Thanks for these comments! Yes, sorry, i should have said Sandy Bridge or Ivy Bridge. Anything that would let me keep the current memory and board.

I guess I could start by upgrading the video card to something really nice and see what that does now. Then, in a year or so, I could pull the board, CPU, and memory.

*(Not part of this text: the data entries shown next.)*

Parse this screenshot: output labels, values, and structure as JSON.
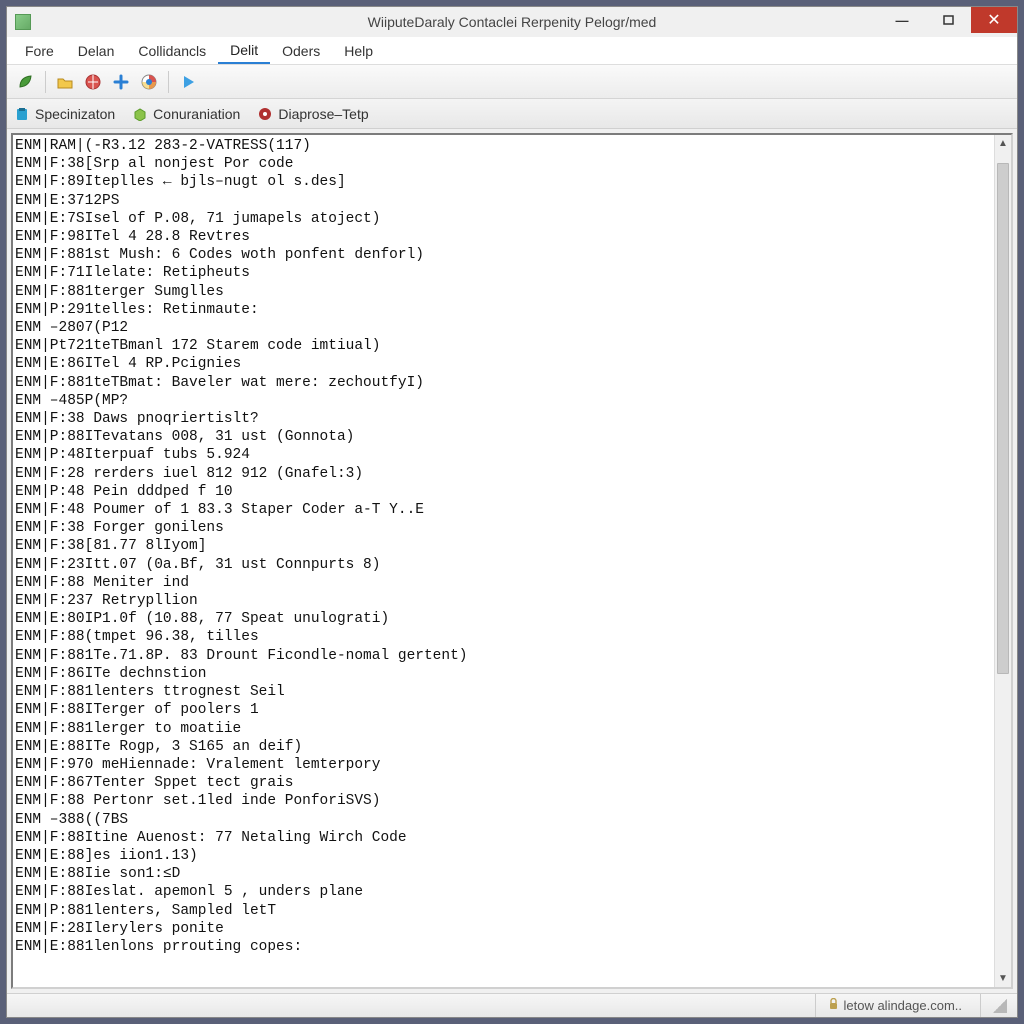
{
  "window": {
    "title": "WiiputeDaraly Contaclei Rerpenity Pelogr/med"
  },
  "menu": {
    "items": [
      "Fore",
      "Delan",
      "Collidancls",
      "Delit",
      "Oders",
      "Help"
    ],
    "active_index": 3
  },
  "toolbar": {
    "icons": [
      "leaf-icon",
      "folder-icon",
      "globe-red-icon",
      "plus-icon",
      "globe-color-icon",
      "play-icon"
    ]
  },
  "tabs": [
    {
      "icon": "clipboard-icon",
      "label": "Specinizaton",
      "color": "#2aa0d0"
    },
    {
      "icon": "box-icon",
      "label": "Conuraniation",
      "color": "#5a9a2a"
    },
    {
      "icon": "disc-icon",
      "label": "Diaprose–Tetp",
      "color": "#b03030"
    }
  ],
  "console_lines": [
    "ENM|RAM|(-R3.12 283-2-VATRESS(117)",
    "ENM|F:38[Srp al nonjest Por code",
    "ENM|F:89Iteplles ← bjls–nugt ol s.des]",
    "ENM|E:3712PS",
    "ENM|E:7SIsel of P.08, 71 jumapels atoject)",
    "ENM|F:98ITel 4 28.8 Revtres",
    "ENM|F:881st Mush: 6 Codes woth ponfent denforl)",
    "ENM|F:71Ilelate: Retipheuts",
    "ENM|F:881terger Sumglles",
    "ENM|P:291telles: Retinmaute:",
    "ENM –2807(P12",
    "ENM|Pt721teTBmanl 172 Starem code imtiual)",
    "ENM|E:86ITel 4 RP.Pcignies",
    "ENM|F:881teTBmat: Baveler wat mere: zechoutfyI)",
    "ENM –485P(MP?",
    "ENM|F:38 Daws pnoqriertislt?",
    "ENM|P:88ITevatans 008, 31 ust (Gonnota)",
    "ENM|P:48Iterpuaf tubs 5.924",
    "ENM|F:28 rerders iuel 812 912 (Gnafel:3)",
    "ENM|P:48 Pein dddped f 10",
    "ENM|F:48 Poumer of 1 83.3 Staper Coder a-T Y..E",
    "ENM|F:38 Forger gonilens",
    "ENM|F:38[81.77 8lIyom]",
    "ENM|F:23Itt.07 (0a.Bf, 31 ust Connpurts 8)",
    "ENM|F:88 Meniter ind",
    "ENM|F:237 Retrypllion",
    "ENM|E:80IP1.0f (10.88, 77 Speat unulograti)",
    "ENM|F:88(tmpet 96.38, tilles",
    "ENM|F:881Te.71.8P. 83 Drount Ficondle-nomal gertent)",
    "ENM|F:86ITe dechnstion",
    "ENM|F:881lenters ttrognest Seil",
    "ENM|F:88ITerger of poolers 1",
    "ENM|F:881lerger to moatiie",
    "ENM|E:88ITe Rogp, 3 S165 an deif)",
    "ENM|F:970 meHiennade: Vralement lemterpory",
    "ENM|F:867Tenter Sppet tect grais",
    "ENM|F:88 Pertonr set.1led inde PonforiSVS)",
    "ENM –388((7BS",
    "ENM|F:88Itine Auenost: 77 Netaling Wirch Code",
    "ENM|E:88]es iion1.13)",
    "ENM|E:88Iie son1:≤D",
    "ENM|F:88Ieslat. apemonl 5 , unders plane",
    "ENM|P:881lenters, Sampled letT",
    "ENM|F:28Ilerylers ponite",
    "ENM|E:881lenlons prrouting copes:"
  ],
  "status": {
    "text": "letow alindage.com.."
  }
}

Maybe am overthinking this and should just spend the money now. It's not so much that I am unable to spend the money on new shiny components; it's that I don't want to. I love the idea of using hardware that's a generation or two old. When I stopped playing video games a lot in the late 90s, hardware was outdated the moment you left the store. Today, there are components that are 5 or more years old and are still perfectly fine. Like the HD6850 (I think that's the one). Sure, it runs hot, and it uses more power than a small factory, but it gets the job done. Or old ISP panels. Or my Pentium CPU. I just find that fascinating.
 
I think actual benchmarks of skylake vs ivy bridge show something different than a hopeful 30% ipc improvement. In cinebench it was an 18% difference from skylake's i5 to ivy's i5. In frybench it was an 8.5% improvement. Espresso transcoding was a 14% improvement.
http://www.guru3d.com/articles_pages/core_i5_6600k_processor_review_desktop_skylake,10.html

Cinebench r15 shows an 8.3% improvement from ivy to skylake.
http://www.eteknix.com/intel-core-i7-6700k-i5-6600k-skylake-processors-review/9/

The only time there's a roughly 28% improvement is in handbrake.

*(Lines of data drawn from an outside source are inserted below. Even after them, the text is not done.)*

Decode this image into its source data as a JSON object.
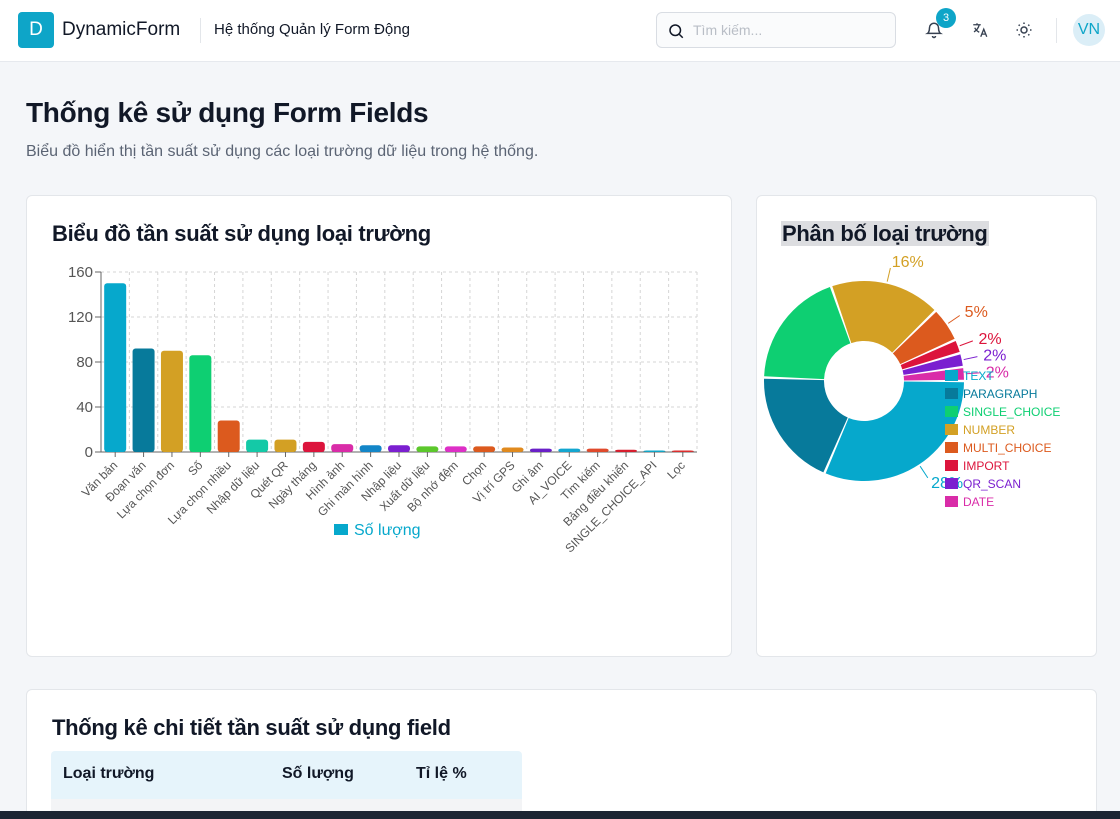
{
  "header": {
    "logo_letter": "D",
    "brand": "DynamicForm",
    "subtitle": "Hệ thống Quản lý Form Động",
    "search_placeholder": "Tìm kiếm...",
    "notification_count": "3",
    "avatar": "VN",
    "icons": [
      "search-icon",
      "bell-icon",
      "translate-icon",
      "sun-icon"
    ]
  },
  "page": {
    "title": "Thống kê sử dụng Form Fields",
    "description": "Biểu đồ hiển thị tần suất sử dụng các loại trường dữ liệu trong hệ thống."
  },
  "bar_card": {
    "title": "Biểu đồ tần suất sử dụng loại trường"
  },
  "pie_card": {
    "title": "Phân bố loại trường"
  },
  "table_card": {
    "title": "Thống kê chi tiết tần suất sử dụng field",
    "columns": [
      "Loại trường",
      "Số lượng",
      "Tỉ lệ %"
    ]
  },
  "chart_data": [
    {
      "type": "bar",
      "categories": [
        "Văn bản",
        "Đoạn văn",
        "Lựa chọn đơn",
        "Số",
        "Lựa chọn nhiều",
        "Nhập dữ liệu",
        "Quét QR",
        "Ngày tháng",
        "Hình ảnh",
        "Ghi màn hình",
        "Nhập liệu",
        "Xuất dữ liệu",
        "Bộ nhớ đệm",
        "Chọn",
        "Vị trí GPS",
        "Ghi âm",
        "AI_VOICE",
        "Tìm kiếm",
        "Bảng điều khiển",
        "SINGLE_CHOICE_API",
        "Lọc"
      ],
      "series": [
        {
          "name": "Số lượng",
          "values": [
            150,
            92,
            90,
            86,
            28,
            11,
            11,
            9,
            7,
            6,
            6,
            5,
            5,
            5,
            4,
            3,
            3,
            3,
            2,
            1,
            1
          ]
        }
      ],
      "colors": [
        "#06a8cc",
        "#077a9b",
        "#d3a024",
        "#0ecf72",
        "#dc5a1e",
        "#14c9a7",
        "#d3a024",
        "#dc143c",
        "#d92ca8",
        "#1386c8",
        "#7b1fd0",
        "#5cc82c",
        "#dd2fc6",
        "#dc5a1e",
        "#e08a1e",
        "#6a20c8",
        "#13a6d0",
        "#e04a2c",
        "#d71e2e",
        "#0fa6c8",
        "#dc2e2e"
      ],
      "ylim": [
        0,
        160
      ],
      "yticks": [
        0,
        40,
        80,
        120,
        160
      ],
      "grid": true,
      "legend": "bottom"
    },
    {
      "type": "pie",
      "variant": "donut",
      "labels": [
        "TEXT",
        "PARAGRAPH",
        "SINGLE_CHOICE",
        "NUMBER",
        "MULTI_CHOICE",
        "IMPORT",
        "QR_SCAN",
        "DATE"
      ],
      "values": [
        28,
        17,
        17,
        16,
        5,
        2,
        2,
        2
      ],
      "label_texts": [
        "28%",
        "",
        "",
        "16%",
        "5%",
        "2%",
        "2%",
        "2%"
      ],
      "colors": [
        "#06a8cc",
        "#077a9b",
        "#0ecf72",
        "#d3a024",
        "#dc5a1e",
        "#dc143c",
        "#7b1fd0",
        "#d92ca8"
      ],
      "legend": "right"
    }
  ]
}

A 5.8% improvement in a heavily overclocked skylake i5 vs ivy i5 at stock in firestrike.
http://www.eteknix.com/intel-core-i7-6700k-i5-6600k-skylake-processors-review/12/

Blender and ms office productivity do show a 30% improvement but are the exception, not the rule.
http://www.tomshardware.com/reviews/skylake-intel-core-i7-6700k-core-i5-6600k,4252-7.html

I think it's more important to consider what tasks the op will actually be doing, compare those to hard numbers then determine if the additional cost is worth it. There will be some added benefit to going with the newer platform but will mean a new cpu, motherboard and ram which will easily cost $450 just to get a cpu upgrade going to skylake. More around $475-480 if you include the required aftermarket cooler if they don't already have one (based on the cost of a 212 evo or cryorig h7).